For the most part I have no control over the process that unfolds once one of my senses feels something. But what I can control in this process–this is what pertains to violence and the end of violence.

What I can choose is my reaction. I can learn to choose whether I resist or whether I go after more of what I feel. (I can learn this by just noticing my reactions–how they really feel and what they really lead to.) I can learn to choose whether I cut someone off in order to get the green light. I can learn to choose whether I push someone out of my way in order to get more of my way. I can learn to choose whether, when I notice that I’m feeling something I really don’t want to feel, I pull back into my inner dungeon, the place where I have stacked all sorts of mental distractions, loops of looped ideas, reruns of indulgences, images of past satisfactions, which dull my senses somewhat, and make me feel–not really okay, but as if I can control what I am feeling.

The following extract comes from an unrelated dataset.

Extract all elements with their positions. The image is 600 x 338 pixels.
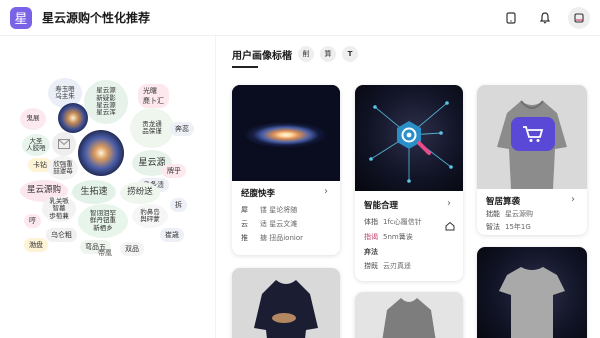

My dark little ineffectual command center of non-feeling. From there, from within its dullness, from where I resist what I can’t control, comes violence.

Violence also comes from wanting more of a feeling. Something tastes really good so I make little arrangements to have more of it, as much as I want, whenever I want it. People become instruments in my arrangements–they help me get more of what I want or they hinder my getting, so I have to arrange to make them go away. This maybe sounds simplistic, but try noticing what your mind is like when it’s gripped by wanting–notice whether it’s as simple as this.

Notice how simple it can get. We are all capable of this.

What takes some effort, at least for me, is being able to feel compassion for my own discomfort without hiding from it. Without trying to slide, via little mental dance moves, toward my inner dungeon. Or outwardly taking action to end whatever it is I believe is causing me to feel what I don’t want to feel.

(When really my mind is the only cause of my comfort and my discomfort.)

To abide in loneliness, sadness, physical pain, anger, resentment, frustration, with just as much ease and loving grace as I abide in happiness, ecstasy, comfort, love–I think love is the most difficult work of life and the most necessary.